Wenn ich in meinem Leben nur halb so viel Energie investiert hätte, um mich selbst zu loben und zu feiern, wie ich in Selbstkritik und -zweifel gesteckt habe, dann würde ich wohl viel öfter hoch erhobenen Hauptes durch die Welt spazieren. Und zwar nicht vor Hochmut. Und da sind wir schon mitten im Thema.
JETZT DEN PODCAST ZUM THEMA ANHÖREN:
Hochmut kommt vor dem Fall. Eigenlob stinkt. Bescheidenheit ist eine Tugend. Vielleicht schießen uns nicht wortwörtlich diese Sätze durch den Kopf. Vielleicht geschieht es nicht bewusst.
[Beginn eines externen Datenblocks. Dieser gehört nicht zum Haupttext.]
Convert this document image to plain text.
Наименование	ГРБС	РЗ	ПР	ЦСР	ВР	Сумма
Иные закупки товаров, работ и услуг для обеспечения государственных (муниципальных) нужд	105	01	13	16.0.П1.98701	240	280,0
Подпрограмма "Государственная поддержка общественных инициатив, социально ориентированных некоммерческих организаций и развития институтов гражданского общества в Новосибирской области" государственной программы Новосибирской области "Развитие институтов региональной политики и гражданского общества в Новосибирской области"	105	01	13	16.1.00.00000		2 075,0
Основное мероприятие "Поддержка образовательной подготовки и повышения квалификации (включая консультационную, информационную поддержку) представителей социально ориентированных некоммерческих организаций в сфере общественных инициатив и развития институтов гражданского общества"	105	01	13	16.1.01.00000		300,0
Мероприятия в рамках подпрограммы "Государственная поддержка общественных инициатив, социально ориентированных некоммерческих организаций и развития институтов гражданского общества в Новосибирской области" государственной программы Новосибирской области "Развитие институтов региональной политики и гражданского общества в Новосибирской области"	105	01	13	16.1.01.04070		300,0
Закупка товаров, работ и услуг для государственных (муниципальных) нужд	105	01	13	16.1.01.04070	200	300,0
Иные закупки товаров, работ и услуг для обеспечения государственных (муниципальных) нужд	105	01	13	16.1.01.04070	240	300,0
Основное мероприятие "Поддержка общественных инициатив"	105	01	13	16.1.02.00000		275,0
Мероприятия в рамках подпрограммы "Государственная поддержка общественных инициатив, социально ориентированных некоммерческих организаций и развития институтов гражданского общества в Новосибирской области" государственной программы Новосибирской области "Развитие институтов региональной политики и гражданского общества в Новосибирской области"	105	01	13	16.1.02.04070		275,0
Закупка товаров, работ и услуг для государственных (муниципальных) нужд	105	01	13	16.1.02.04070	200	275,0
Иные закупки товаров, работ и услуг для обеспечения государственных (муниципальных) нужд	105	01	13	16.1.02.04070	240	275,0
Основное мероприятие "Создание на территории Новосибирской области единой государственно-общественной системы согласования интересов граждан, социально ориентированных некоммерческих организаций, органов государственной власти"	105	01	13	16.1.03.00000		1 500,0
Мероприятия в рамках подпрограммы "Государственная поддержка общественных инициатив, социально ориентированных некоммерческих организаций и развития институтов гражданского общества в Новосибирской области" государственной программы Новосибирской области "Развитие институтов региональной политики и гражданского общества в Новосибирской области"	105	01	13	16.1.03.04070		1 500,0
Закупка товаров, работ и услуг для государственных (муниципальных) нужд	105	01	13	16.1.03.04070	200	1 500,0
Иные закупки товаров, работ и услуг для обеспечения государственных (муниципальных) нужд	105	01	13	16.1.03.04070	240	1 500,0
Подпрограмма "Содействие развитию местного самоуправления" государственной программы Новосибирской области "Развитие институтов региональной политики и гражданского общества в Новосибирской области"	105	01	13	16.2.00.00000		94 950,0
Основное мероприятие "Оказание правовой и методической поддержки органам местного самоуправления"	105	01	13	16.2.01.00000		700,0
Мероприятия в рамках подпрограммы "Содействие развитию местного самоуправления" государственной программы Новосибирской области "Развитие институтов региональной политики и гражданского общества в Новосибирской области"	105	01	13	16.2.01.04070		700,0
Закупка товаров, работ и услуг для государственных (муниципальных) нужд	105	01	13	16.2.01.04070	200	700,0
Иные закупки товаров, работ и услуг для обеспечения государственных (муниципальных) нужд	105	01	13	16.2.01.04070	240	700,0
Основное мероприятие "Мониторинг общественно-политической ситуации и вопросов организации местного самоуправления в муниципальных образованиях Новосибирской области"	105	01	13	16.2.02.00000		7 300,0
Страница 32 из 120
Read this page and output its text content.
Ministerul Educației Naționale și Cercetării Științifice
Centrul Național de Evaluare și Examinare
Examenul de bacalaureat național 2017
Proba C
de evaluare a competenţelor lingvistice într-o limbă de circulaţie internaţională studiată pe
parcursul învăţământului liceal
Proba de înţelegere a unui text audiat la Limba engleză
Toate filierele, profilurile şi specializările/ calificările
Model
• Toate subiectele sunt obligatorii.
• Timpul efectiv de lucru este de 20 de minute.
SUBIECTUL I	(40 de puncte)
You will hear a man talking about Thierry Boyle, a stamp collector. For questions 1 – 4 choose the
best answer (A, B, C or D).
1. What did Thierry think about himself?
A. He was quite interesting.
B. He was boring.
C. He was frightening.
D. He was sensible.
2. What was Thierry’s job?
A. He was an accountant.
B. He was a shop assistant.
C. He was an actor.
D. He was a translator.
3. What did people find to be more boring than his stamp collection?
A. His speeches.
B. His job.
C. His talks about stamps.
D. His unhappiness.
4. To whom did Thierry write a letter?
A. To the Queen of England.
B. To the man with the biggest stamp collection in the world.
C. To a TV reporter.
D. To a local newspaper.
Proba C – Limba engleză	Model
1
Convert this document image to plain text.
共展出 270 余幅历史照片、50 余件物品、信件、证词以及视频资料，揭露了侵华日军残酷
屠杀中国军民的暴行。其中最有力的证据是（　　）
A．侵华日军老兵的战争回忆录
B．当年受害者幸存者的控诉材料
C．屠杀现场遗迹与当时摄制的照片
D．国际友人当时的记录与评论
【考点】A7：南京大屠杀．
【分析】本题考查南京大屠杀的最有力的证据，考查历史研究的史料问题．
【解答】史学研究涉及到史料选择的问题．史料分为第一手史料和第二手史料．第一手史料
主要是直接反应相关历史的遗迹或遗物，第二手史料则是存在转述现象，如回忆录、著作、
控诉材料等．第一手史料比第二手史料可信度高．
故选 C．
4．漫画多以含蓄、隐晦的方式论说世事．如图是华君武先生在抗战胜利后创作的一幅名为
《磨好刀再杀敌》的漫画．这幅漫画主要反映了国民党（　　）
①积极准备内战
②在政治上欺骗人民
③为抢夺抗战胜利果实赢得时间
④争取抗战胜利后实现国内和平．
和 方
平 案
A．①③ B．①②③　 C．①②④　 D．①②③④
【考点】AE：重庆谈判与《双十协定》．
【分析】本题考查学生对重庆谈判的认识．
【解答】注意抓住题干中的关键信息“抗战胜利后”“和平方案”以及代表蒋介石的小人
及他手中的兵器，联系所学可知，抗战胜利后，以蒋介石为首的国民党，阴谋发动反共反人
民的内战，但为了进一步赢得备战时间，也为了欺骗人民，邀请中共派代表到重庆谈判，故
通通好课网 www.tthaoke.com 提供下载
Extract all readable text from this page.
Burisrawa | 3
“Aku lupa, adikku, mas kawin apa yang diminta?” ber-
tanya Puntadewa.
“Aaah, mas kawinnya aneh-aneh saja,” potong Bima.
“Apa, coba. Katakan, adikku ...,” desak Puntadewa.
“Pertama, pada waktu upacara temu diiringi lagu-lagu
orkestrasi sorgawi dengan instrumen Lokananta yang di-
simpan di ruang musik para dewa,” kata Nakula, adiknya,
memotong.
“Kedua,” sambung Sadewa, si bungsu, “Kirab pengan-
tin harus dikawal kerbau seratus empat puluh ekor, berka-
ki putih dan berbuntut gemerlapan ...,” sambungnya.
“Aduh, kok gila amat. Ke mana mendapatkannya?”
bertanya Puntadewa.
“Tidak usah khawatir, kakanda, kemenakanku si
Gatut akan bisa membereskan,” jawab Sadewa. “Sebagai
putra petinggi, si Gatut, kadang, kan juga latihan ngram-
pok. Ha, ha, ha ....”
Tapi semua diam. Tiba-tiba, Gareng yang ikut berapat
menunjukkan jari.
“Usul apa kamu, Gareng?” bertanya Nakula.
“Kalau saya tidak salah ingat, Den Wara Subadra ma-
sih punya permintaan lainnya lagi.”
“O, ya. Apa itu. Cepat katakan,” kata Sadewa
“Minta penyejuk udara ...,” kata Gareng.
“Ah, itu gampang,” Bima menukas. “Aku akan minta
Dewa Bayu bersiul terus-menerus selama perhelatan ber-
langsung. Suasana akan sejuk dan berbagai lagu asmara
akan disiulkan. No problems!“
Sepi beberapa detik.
Doch sind wohl die meisten von uns darauf geprägt, ihr Licht unter den Scheffel zu stellen. Kleine Brötchen zu backen, wenn es darum geht, Erfolge zu feiern – kleine oder große. Was überhaupt als Erfolg gilt und wie groß oder klein dieser ist, das ist nochmal eine ganz andere Geschichte. Aber so viel sei gesagt: Das kannst eigentlich einzig und allein du bestimmen.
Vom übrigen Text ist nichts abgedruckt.